OpenGVLab / InternVL

[CVPR 2024 Oral] InternVL Family: A Pioneering Open-Source Alternative to GPT-4o. 接近GPT-4o表现的开源多模态对话模型
https://internvl.readthedocs.io/en/latest/
MIT License
5.75k stars 451 forks source link

Reason for chosen LLM from NousResearch #407

Closed royzhang12 closed 2 months ago

royzhang12 commented 2 months ago

Hi @czczup,

Thanks for providing such a wonderful job. I have noticed that you use two models from NousResearch as your LLM backbone. [Nous‑Hermes‑2‑Yi‑34B] and [Hermes‑2‑Theta‑Llama‑3‑70B]. Would you mind to share some insight of why choosing these two instead of other model such as Qwen2, which seems perferming bettter in some LLM benchmarks.

Best regards

czczup commented 2 months ago

Qwen2 is indeed very powerful. However, due to certain specific reasons, we are currently unable to open-source a super large multimodal model based on Qwen.
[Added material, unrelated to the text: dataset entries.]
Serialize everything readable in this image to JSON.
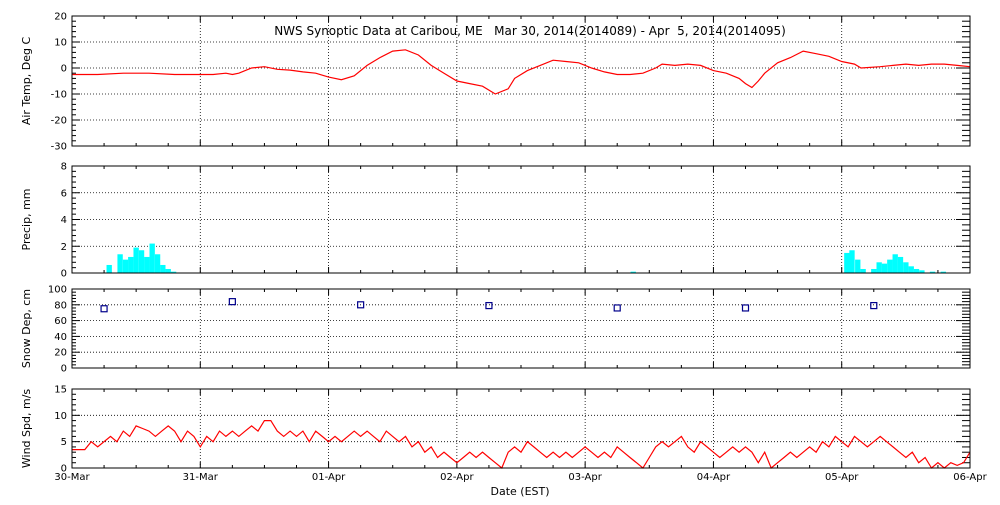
{
  "title": "NWS Synoptic Data at Caribou, ME   Mar 30, 2014(2014089) - Apr  5, 2014(2014095)",
  "xlabel": "Date (EST)",
  "x_ticks": [
    "30-Mar",
    "31-Mar",
    "01-Apr",
    "02-Apr",
    "03-Apr",
    "04-Apr",
    "05-Apr",
    "06-Apr"
  ],
  "colors": {
    "line": "#ff0000",
    "bar": "#00ffff",
    "marker": "#00008b",
    "frame": "#000000"
  },
  "chart_data": [
    {
      "id": "air-temp",
      "type": "line",
      "ylabel": "Air Temp, Deg C",
      "ylim": [
        -30,
        20
      ],
      "yticks": [
        20,
        10,
        0,
        -10,
        -20,
        -30
      ],
      "x_unit": "days since 30-Mar 00:00 EST",
      "series": [
        {
          "points": [
            [
              0,
              -2.5
            ],
            [
              0.2,
              -2.5
            ],
            [
              0.4,
              -2
            ],
            [
              0.6,
              -2
            ],
            [
              0.8,
              -2.5
            ],
            [
              1.0,
              -2.5
            ],
            [
              1.1,
              -2.5
            ],
            [
              1.2,
              -2
            ],
            [
              1.25,
              -2.5
            ],
            [
              1.3,
              -2
            ],
            [
              1.4,
              0
            ],
            [
              1.5,
              0.5
            ],
            [
              1.6,
              -0.5
            ],
            [
              1.7,
              -0.8
            ],
            [
              1.8,
              -1.5
            ],
            [
              1.9,
              -2
            ],
            [
              2.0,
              -3.5
            ],
            [
              2.1,
              -4.5
            ],
            [
              2.2,
              -3
            ],
            [
              2.3,
              1
            ],
            [
              2.4,
              4
            ],
            [
              2.5,
              6.5
            ],
            [
              2.6,
              7
            ],
            [
              2.7,
              5
            ],
            [
              2.8,
              1
            ],
            [
              2.9,
              -2
            ],
            [
              3.0,
              -5
            ],
            [
              3.1,
              -6
            ],
            [
              3.2,
              -7
            ],
            [
              3.3,
              -10
            ],
            [
              3.4,
              -8
            ],
            [
              3.45,
              -4
            ],
            [
              3.55,
              -1
            ],
            [
              3.65,
              1
            ],
            [
              3.75,
              3
            ],
            [
              3.85,
              2.5
            ],
            [
              3.95,
              2
            ],
            [
              4.05,
              0
            ],
            [
              4.15,
              -1.5
            ],
            [
              4.25,
              -2.5
            ],
            [
              4.35,
              -2.5
            ],
            [
              4.45,
              -2
            ],
            [
              4.55,
              0
            ],
            [
              4.6,
              1.5
            ],
            [
              4.7,
              1
            ],
            [
              4.8,
              1.5
            ],
            [
              4.9,
              1
            ],
            [
              5.0,
              -1
            ],
            [
              5.1,
              -2
            ],
            [
              5.2,
              -4
            ],
            [
              5.25,
              -6
            ],
            [
              5.3,
              -7.5
            ],
            [
              5.35,
              -5
            ],
            [
              5.4,
              -2
            ],
            [
              5.5,
              2
            ],
            [
              5.6,
              4
            ],
            [
              5.7,
              6.5
            ],
            [
              5.8,
              5.5
            ],
            [
              5.9,
              4.5
            ],
            [
              6.0,
              2.5
            ],
            [
              6.1,
              1.5
            ],
            [
              6.15,
              0
            ],
            [
              6.3,
              0.5
            ],
            [
              6.4,
              1
            ],
            [
              6.5,
              1.5
            ],
            [
              6.6,
              1
            ],
            [
              6.7,
              1.5
            ],
            [
              6.8,
              1.5
            ],
            [
              6.9,
              1
            ],
            [
              7.0,
              0.5
            ]
          ]
        }
      ]
    },
    {
      "id": "precip",
      "type": "bar",
      "ylabel": "Precip, mm",
      "ylim": [
        0,
        8
      ],
      "yticks": [
        8,
        6,
        4,
        2,
        0
      ],
      "x_unit": "days since 30-Mar 00:00 EST",
      "bar_width_days": 0.0417,
      "bars": [
        [
          0.29,
          0.6
        ],
        [
          0.375,
          1.4
        ],
        [
          0.417,
          1.0
        ],
        [
          0.458,
          1.2
        ],
        [
          0.5,
          1.9
        ],
        [
          0.542,
          1.7
        ],
        [
          0.583,
          1.2
        ],
        [
          0.625,
          2.2
        ],
        [
          0.667,
          1.4
        ],
        [
          0.708,
          0.6
        ],
        [
          0.75,
          0.3
        ],
        [
          0.792,
          0.1
        ],
        [
          4.375,
          0.1
        ],
        [
          6.04,
          1.5
        ],
        [
          6.08,
          1.7
        ],
        [
          6.125,
          1.0
        ],
        [
          6.167,
          0.3
        ],
        [
          6.25,
          0.3
        ],
        [
          6.292,
          0.8
        ],
        [
          6.333,
          0.7
        ],
        [
          6.375,
          1.0
        ],
        [
          6.417,
          1.4
        ],
        [
          6.458,
          1.2
        ],
        [
          6.5,
          0.8
        ],
        [
          6.542,
          0.5
        ],
        [
          6.583,
          0.3
        ],
        [
          6.625,
          0.2
        ],
        [
          6.708,
          0.1
        ],
        [
          6.792,
          0.1
        ]
      ]
    },
    {
      "id": "snow-depth",
      "type": "scatter",
      "ylabel": "Snow Dep, cm",
      "ylim": [
        0,
        100
      ],
      "yticks": [
        100,
        80,
        60,
        40,
        20,
        0
      ],
      "x_unit": "days since 30-Mar 00:00 EST",
      "series": [
        {
          "points": [
            [
              0.25,
              75
            ],
            [
              1.25,
              84
            ],
            [
              2.25,
              80
            ],
            [
              3.25,
              79
            ],
            [
              4.25,
              76
            ],
            [
              5.25,
              76
            ],
            [
              6.25,
              79
            ]
          ]
        }
      ]
    },
    {
      "id": "wind-speed",
      "type": "line",
      "ylabel": "Wind Spd, m/s",
      "ylim": [
        0,
        15
      ],
      "yticks": [
        15,
        10,
        5,
        0
      ],
      "x_unit": "days since 30-Mar 00:00 EST",
      "series": [
        {
          "points": [
            [
              0,
              3.5
            ],
            [
              0.1,
              3.5
            ],
            [
              0.15,
              5
            ],
            [
              0.2,
              4
            ],
            [
              0.3,
              6
            ],
            [
              0.35,
              5
            ],
            [
              0.4,
              7
            ],
            [
              0.45,
              6
            ],
            [
              0.5,
              8
            ],
            [
              0.55,
              7.5
            ],
            [
              0.6,
              7
            ],
            [
              0.65,
              6
            ],
            [
              0.7,
              7
            ],
            [
              0.75,
              8
            ],
            [
              0.8,
              7
            ],
            [
              0.85,
              5
            ],
            [
              0.9,
              7
            ],
            [
              0.95,
              6
            ],
            [
              1.0,
              4
            ],
            [
              1.05,
              6
            ],
            [
              1.1,
              5
            ],
            [
              1.15,
              7
            ],
            [
              1.2,
              6
            ],
            [
              1.25,
              7
            ],
            [
              1.3,
              6
            ],
            [
              1.35,
              7
            ],
            [
              1.4,
              8
            ],
            [
              1.45,
              7
            ],
            [
              1.5,
              9
            ],
            [
              1.55,
              9
            ],
            [
              1.6,
              7
            ],
            [
              1.65,
              6
            ],
            [
              1.7,
              7
            ],
            [
              1.75,
              6
            ],
            [
              1.8,
              7
            ],
            [
              1.85,
              5
            ],
            [
              1.9,
              7
            ],
            [
              1.95,
              6
            ],
            [
              2.0,
              5
            ],
            [
              2.05,
              6
            ],
            [
              2.1,
              5
            ],
            [
              2.15,
              6
            ],
            [
              2.2,
              7
            ],
            [
              2.25,
              6
            ],
            [
              2.3,
              7
            ],
            [
              2.35,
              6
            ],
            [
              2.4,
              5
            ],
            [
              2.45,
              7
            ],
            [
              2.5,
              6
            ],
            [
              2.55,
              5
            ],
            [
              2.6,
              6
            ],
            [
              2.65,
              4
            ],
            [
              2.7,
              5
            ],
            [
              2.75,
              3
            ],
            [
              2.8,
              4
            ],
            [
              2.85,
              2
            ],
            [
              2.9,
              3
            ],
            [
              2.95,
              2
            ],
            [
              3.0,
              1
            ],
            [
              3.05,
              2
            ],
            [
              3.1,
              3
            ],
            [
              3.15,
              2
            ],
            [
              3.2,
              3
            ],
            [
              3.25,
              2
            ],
            [
              3.3,
              1
            ],
            [
              3.35,
              0
            ],
            [
              3.4,
              3
            ],
            [
              3.45,
              4
            ],
            [
              3.5,
              3
            ],
            [
              3.55,
              5
            ],
            [
              3.6,
              4
            ],
            [
              3.65,
              3
            ],
            [
              3.7,
              2
            ],
            [
              3.75,
              3
            ],
            [
              3.8,
              2
            ],
            [
              3.85,
              3
            ],
            [
              3.9,
              2
            ],
            [
              3.95,
              3
            ],
            [
              4.0,
              4
            ],
            [
              4.05,
              3
            ],
            [
              4.1,
              2
            ],
            [
              4.15,
              3
            ],
            [
              4.2,
              2
            ],
            [
              4.25,
              4
            ],
            [
              4.3,
              3
            ],
            [
              4.35,
              2
            ],
            [
              4.4,
              1
            ],
            [
              4.45,
              0
            ],
            [
              4.5,
              2
            ],
            [
              4.55,
              4
            ],
            [
              4.6,
              5
            ],
            [
              4.65,
              4
            ],
            [
              4.7,
              5
            ],
            [
              4.75,
              6
            ],
            [
              4.8,
              4
            ],
            [
              4.85,
              3
            ],
            [
              4.9,
              5
            ],
            [
              4.95,
              4
            ],
            [
              5.0,
              3
            ],
            [
              5.05,
              2
            ],
            [
              5.1,
              3
            ],
            [
              5.15,
              4
            ],
            [
              5.2,
              3
            ],
            [
              5.25,
              4
            ],
            [
              5.3,
              3
            ],
            [
              5.35,
              1
            ],
            [
              5.4,
              3
            ],
            [
              5.45,
              0
            ],
            [
              5.5,
              1
            ],
            [
              5.55,
              2
            ],
            [
              5.6,
              3
            ],
            [
              5.65,
              2
            ],
            [
              5.7,
              3
            ],
            [
              5.75,
              4
            ],
            [
              5.8,
              3
            ],
            [
              5.85,
              5
            ],
            [
              5.9,
              4
            ],
            [
              5.95,
              6
            ],
            [
              6.0,
              5
            ],
            [
              6.05,
              4
            ],
            [
              6.1,
              6
            ],
            [
              6.15,
              5
            ],
            [
              6.2,
              4
            ],
            [
              6.25,
              5
            ],
            [
              6.3,
              6
            ],
            [
              6.35,
              5
            ],
            [
              6.4,
              4
            ],
            [
              6.45,
              3
            ],
            [
              6.5,
              2
            ],
            [
              6.55,
              3
            ],
            [
              6.6,
              1
            ],
            [
              6.65,
              2
            ],
            [
              6.7,
              0
            ],
            [
              6.75,
              1
            ],
            [
              6.8,
              0
            ],
            [
              6.85,
              1
            ],
            [
              6.9,
              0.5
            ],
            [
              6.95,
              1
            ],
            [
              7.0,
              3
            ]
          ]
        }
      ]
    }
  ]
}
Therefore, we opted for NousResearch's Hermes-2-Theta-Llama-3-70B instead (mainly because it is a Llama-3 model). Based on my experiments, this model outperforms the official Llama3-70B. From the benchmarks, Hermes-2-Theta-Llama-3-70B primarily falls short compared to Qwen2 in scenarios involving the Chinese language.

royzhang12 commented 2 months ago

@czczup Thanks for the swift reply and sharing, would you mind to also share some experience about which LLMs benchmark and metrics you cares most when choose LLM backbones?

VietDunghacker commented 2 months ago

@czczup Do you guys have any plan adopting new SOTA LLM backbone such as Gemma or recently Llama 3.1 for InternVL?

czczup commented 2 months ago

@czczup Thanks for the swift reply and sharing, would you mind to also share some experience about which LLMs benchmark and metrics you cares most when choose LLM backbones?

MMLU and lmsys chatbot arena are the benchmarks I care about

czczup commented 2 months ago

@czczup Do you guys have any plan adopting new SOTA LLM backbone such as Gemma or recently Llama 3.1 for InternVL?

I am considering using Llama 3.1, but without further improvements in the training data (i.e., using the same data as the currently released models), the enhancement in user experience or dialogue might be quite limited. This is my main concern.